Asher sits on the edge of the bed, fully naked now. "You're a bit overdressed," he points out, nodding at my fully clothed state.

I look down at myself, suddenly aware that I'm still wearing everything—jeans, t-shirt, even my shoes. "Right," I say, bending to untie my sneakers. My fingers feel clumsy, uncooperative.

"Let me help," Asher offers, sliding off the bed to kneel in front of me. The role reversal is back, but this time with a different purpose.

He helps me out of my shoes and socks, then rises to his feet, hands moving to the hem of my shirt. "Arms up," he instructs, and I comply, allowing him to pull the shirt over my head.

The cool air of the room raises goosebumps on my skin, or maybe it's the way Asher looks at me, gaze appreciative as it travels over my chest. "You work out," he observes, his fingers tracing the definition of my pectoral muscles.

"Swimming," I explain, my voice slightly hoarse. "Three times a week."

"It shows," he mutters, his hands moving down to my waist. "These next?"

I nod, my mouth too dry for words. Asher's fingers make quick work of my belt and the button of my jeans, but he pauses at the zipper, looking up at me as if asking for final permission.

"Yes," I say, answering the unspoken question.

Asher lowers the zipper slowly. Then he hooks his fingers into the waistband of both my jeans and boxers, pulling them down in one smooth motion.

I step out of them, now as naked as Asher. I resist the urge to cover myself, though I feel exposed in a way that goes beyond physical nudity. This is me, stripped of pretenses, of the identity I've hidden behind for years.

"You're beautiful," Asher says, his voice soft but sincere.
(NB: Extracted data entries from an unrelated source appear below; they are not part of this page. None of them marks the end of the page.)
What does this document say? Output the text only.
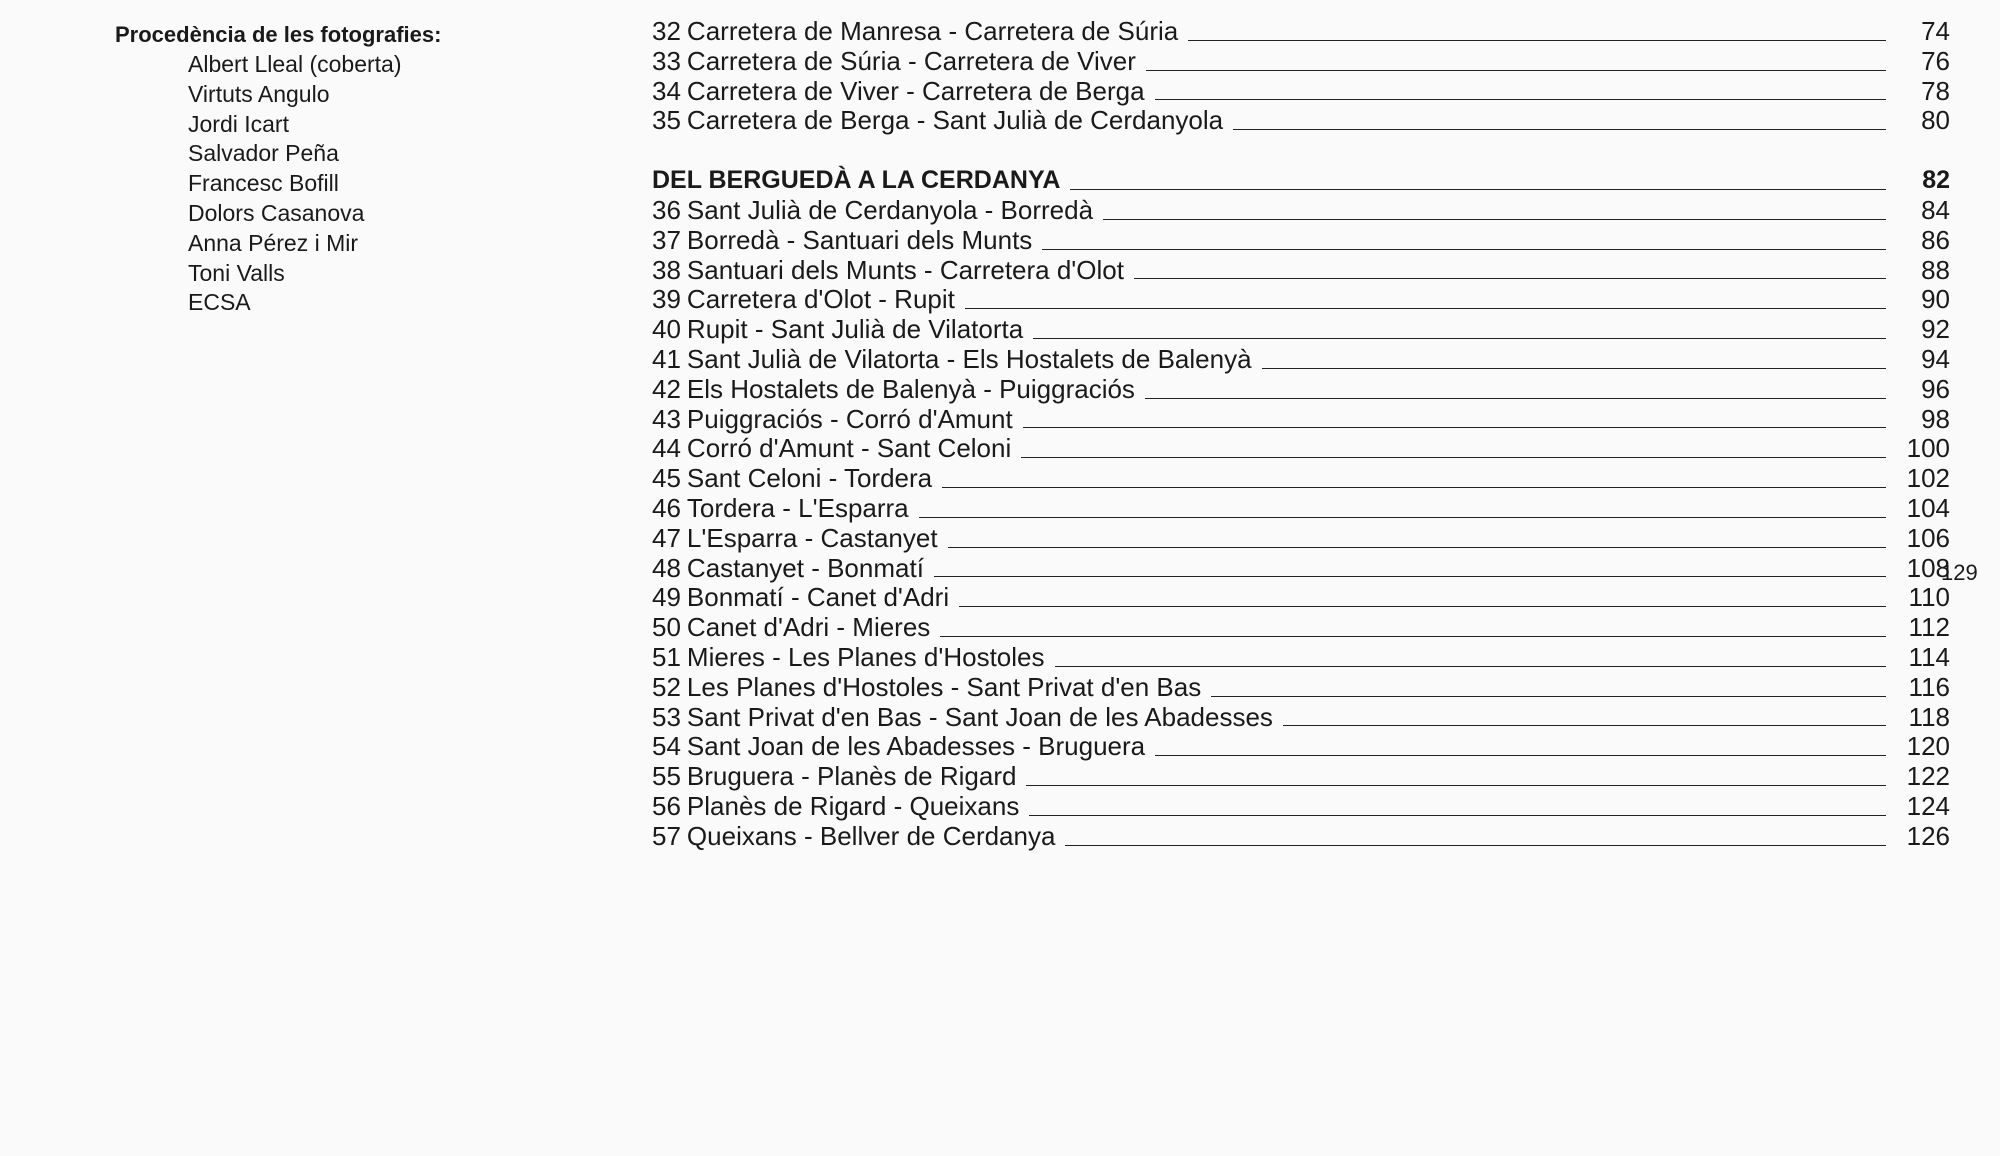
Procedència de les fotografies:

Albert Lleal (coberta)
Virtuts Angulo
Jordi Icart
Salvador Peña
Francesc Bofill
Dolors Casanova
Anna Pérez i Mir
Toni Valls
ECSA
32 Carretera de Manresa - Carretera de Súria	74
33 Carretera de Súria - Carretera de Viver	76
34 Carretera de Viver - Carretera de Berga	78
35 Carretera de Berga - Sant Julià de Cerdanyola	80
DEL BERGUEDÀ A LA CERDANYA	82
36 Sant Julià de Cerdanyola - Borredà	84
37 Borredà - Santuari dels Munts	86
38 Santuari dels Munts - Carretera d'Olot	88
39 Carretera d'Olot - Rupit	90
40 Rupit - Sant Julià de Vilatorta	92
41 Sant Julià de Vilatorta - Els Hostalets de Balenyà	94
42 Els Hostalets de Balenyà - Puiggraciós	96
43 Puiggraciós - Corró d'Amunt	98
44 Corró d'Amunt - Sant Celoni	100
45 Sant Celoni - Tordera	102
46 Tordera - L'Esparra	104
47 L'Esparra - Castanyet	106
48 Castanyet - Bonmatí	108
49 Bonmatí - Canet d'Adri	110
50 Canet d'Adri - Mieres	112
51 Mieres - Les Planes d'Hostoles	114
52 Les Planes d'Hostoles - Sant Privat d'en Bas	116
53 Sant Privat d'en Bas - Sant Joan de les Abadesses	118
54 Sant Joan de les Abadesses - Bruguera	120
55 Bruguera - Planès de Rigard	122
56 Planès de Rigard - Queixans	124
57 Queixans - Bellver de Cerdanya	126
129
The compliment catches me off guard. I've been called handsome before, attractive, even hot. But beautiful? That's new. And coming from Asher, it feels significant somehow.

"So are you," I reply, surprising myself with the honesty of the statement. But it's true—Asher is beautiful, in a way I never allowed myself to acknowledge before. The lean lines of his body, the contrast of his dark hair against his skin, the expressive quality of his eyes.

He smiles, the expression lighting up his face. "Come here," he says, taking my hand and leading me to the bed. "I want to show you something."

We sit side by side on the edge of the mattress, our thighs touching. Asher turns to face me, his expression serious.

"For your first time, it might be easier if I bottom," he says. "Less pressure on you."

The terminology is new to me, but the meaning is clear enough. "You'd do that?"

"Yeah," Asher says simply. "I want you to enjoy this. And I enjoy both, so it's no hardship."

The casual admission—that Asher has experience both giving and receiving—shouldn't surprise me, but it does. It's another reminder of how new all of this is to me, how much I have to learn.

"Okay," I agree, grateful for Asher's guidance. "What do we do?"

"First," Asher says, reaching for the lube, "I need to get ready for you. It takes preparation."